# 5 jajek w temperaturze pokojowej
#3/4 szklanki cukru, drobnego - do wypieków
# 3/4 szklanki maki pszennej
# 1/4 szklanki maki ziemniaczanej
Tortownica o średnicy 21-22 cm
Tortownice wykładamy papierem do pieczenia, boków niczym nie smarujemy. Nagrzewamy piekarnik do 160-170 stopni C.
Dokładnie oddzielamy żółtka od białek. Białka ubijamy na sztywno – to najważniejsza część. Nie wyłączając miksera, powoli dodajemy cukier.

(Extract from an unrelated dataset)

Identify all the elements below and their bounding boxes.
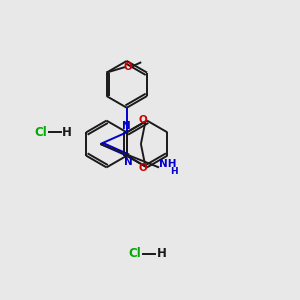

Białka muszą być na tyle zwarte, aby po odwróceniu naczynia nie wypadały. Następnie, miksując, dodajemy po jednym żółtku. Mąki należy wymieszać, koniecznie przesiać przez sito i bardzo powoli dodawać partiami mieszając szpatułką. Ciasto przelewamy do przygotowanej formy i wstawiamy na 35-40 minut do piekarnika.
Po upieczeniu od razu wyjmujemy biszkopt z piekarnika i upuszczamy na podłogę z ok. 50-60 cm wysokości. Biszkopt wstawiamy z powrotem do piekarnika, aby ostygł przy lekko uchylonych drzwiczkach. Rzucanie biszkoptem daje nam to iż biszkopt nie opadnie zaś gdy zrobi się "czubek" zrówna się on z biszkoptem.
Co Wy o tym sądzicie? :) Ja spróbowałam i nie żałuje :)
Przepraszam za jakość zdjęć zdjęcia robocze :)
Ale to nie jest jakiś żart? Rzucanie biszkoptem???